Frau Ministerin, teilen wir die Auffassung, dass der Kern der Frage ist, ob wir den Justizwachtmeisterdienst letztlich in den mittleren Dienst überführen? Für das Auditorium muss einmal kurz erwähnt werden, dass die Erhöhung des Eingangsamts im einfachen Dienst auf die Besoldungsgruppe A 5 zugleich eine Ernennung im Endamt bedeutet. Das ist die Problematik, die dahintersteckt. Ich glaube, wenn sich jemand für eine Laufbahn eines Beamten entscheidet, ist es auch Motivation für die Arbeit, in seinem Leben zumindest einmal befördert zu werden. Insofern ist doch der Wechsel der Laufbahn der entscheidende Punkt, den es zu beantworten gilt. 
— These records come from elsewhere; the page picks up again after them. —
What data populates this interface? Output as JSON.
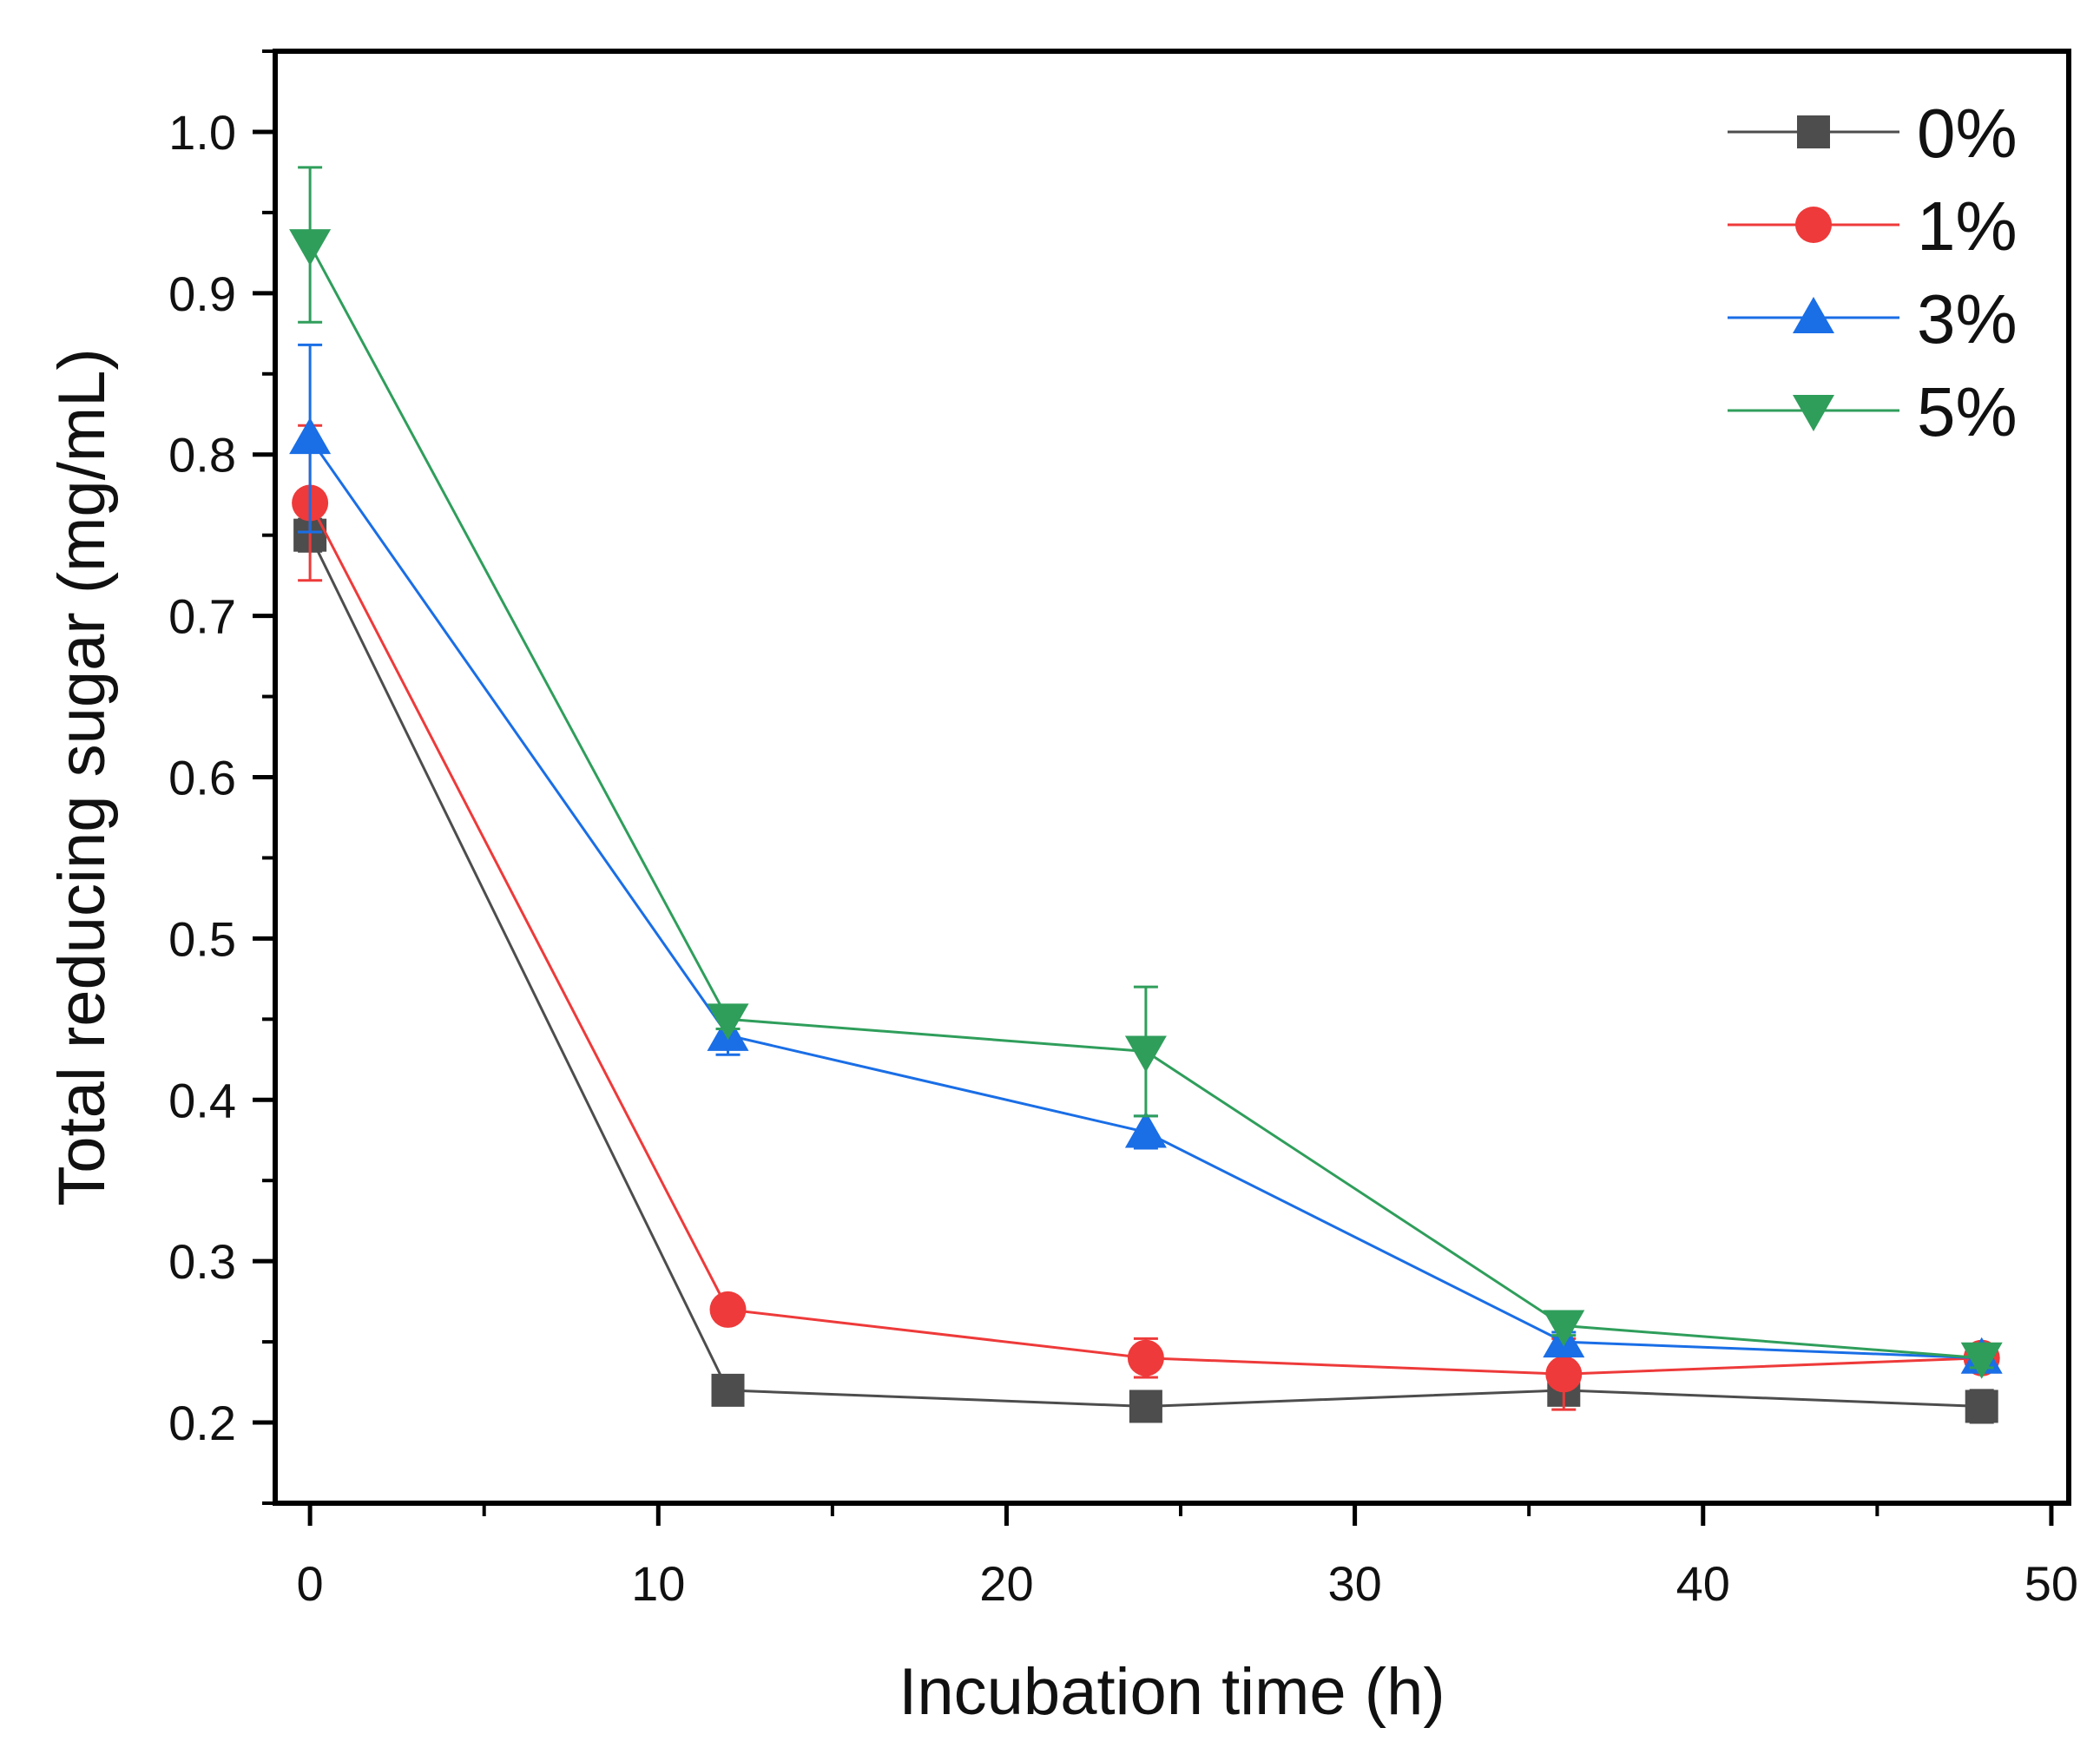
{
  "chart_data": {
    "type": "line",
    "xlabel": "Incubation time (h)",
    "ylabel": "Total reducing sugar (mg/mL)",
    "xlim": [
      -1,
      50.5
    ],
    "ylim": [
      0.15,
      1.05
    ],
    "xticks": [
      0,
      10,
      20,
      30,
      40,
      50
    ],
    "xtick_labels": [
      "0",
      "10",
      "20",
      "30",
      "40",
      "50"
    ],
    "yticks": [
      0.2,
      0.3,
      0.4,
      0.5,
      0.6,
      0.7,
      0.8,
      0.9,
      1.0
    ],
    "ytick_labels": [
      "0.2",
      "0.3",
      "0.4",
      "0.5",
      "0.6",
      "0.7",
      "0.8",
      "0.9",
      "1.0"
    ],
    "legend_position": "top-right",
    "grid": false,
    "x": [
      0,
      12,
      24,
      36,
      48
    ],
    "series": [
      {
        "name": "0%",
        "color": "#4d4d4d",
        "marker": "square",
        "values": [
          0.75,
          0.22,
          0.21,
          0.22,
          0.21
        ],
        "errors": [
          0.01,
          0.006,
          0.006,
          0.006,
          0.01
        ]
      },
      {
        "name": "1%",
        "color": "#ee3a3a",
        "marker": "circle",
        "values": [
          0.77,
          0.27,
          0.24,
          0.23,
          0.24
        ],
        "errors": [
          0.048,
          0.006,
          0.012,
          0.022,
          0.006
        ]
      },
      {
        "name": "3%",
        "color": "#1a6ee6",
        "marker": "triangle-up",
        "values": [
          0.81,
          0.44,
          0.38,
          0.25,
          0.24
        ],
        "errors": [
          0.058,
          0.012,
          0.01,
          0.006,
          0.008
        ]
      },
      {
        "name": "5%",
        "color": "#2f9e5b",
        "marker": "triangle-down",
        "values": [
          0.93,
          0.45,
          0.43,
          0.26,
          0.24
        ],
        "errors": [
          0.048,
          0.006,
          0.04,
          0.006,
          0.006
        ]
      }
    ]
  }
}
Franziska Weidinger (Ministerin für Justiz und Verbraucherschutz): 

Sie haben recht. Aber es gibt für den Justizwachtmeisterdienst auch weiterhin ein Beförderungsamt; das bleibt nach wie vor erhalten. Dass das vielleicht eine Änderung erfahren muss, ist zuzugestehen. Aber die Prüfung ist eben noch nicht abgeschlossen. Zu bedenken ist, dass dann die Ausbildung länger dauert, dass Anforderungen höher werden, dass das Auswahlverfahren strenger wird und es müssen genügend Kollegen gefunden werden. Das ist sehr komplex. Daher ist es mir sehr wichtig, dass wir mit unseren Justizwachtmeistern konkret vor Ort über die Anforderungen, die Gerichte und Staatsanwaltschaften haben, gut sprechen. Aber eine Beförderung ist nach wie vor möglich. 

Ein Aspekt, der vielleicht interessant ist - deswegen hatte ich die Organisation in den Justizzentren angesprochen  , ist schon lange ein Thema und könnte sich auch verdichten, dass man nämlich in größeren Justizzentren mit einer stärkeren Koordinierungsfunktion für den Wachtmeisterdienst vielleicht über eine Besoldungsgruppe A 7 nachdenkt. Aber das ist noch nicht abgeschlossen und das würde ich gern in den Reformprozess insgesamt einbringen. Sie müssen auch immer den Abstand zu den anderen Laufbahnen allein nur in der Justizfamilie wahren. Denken Sie an den Justizvollzug - dort fragen sich die Kollegen dann auch. Sie haben strengere Anforderungen an die Einstellung zu erfüllen, haben eine längere Ausbildung absolviert und erhalten letztlich dieselbe Besoldung. Diese Fragen müssen wir irgendwie in das Verfassungsgefüge einbringen und insofern muss das Ganze gut überlegt sein.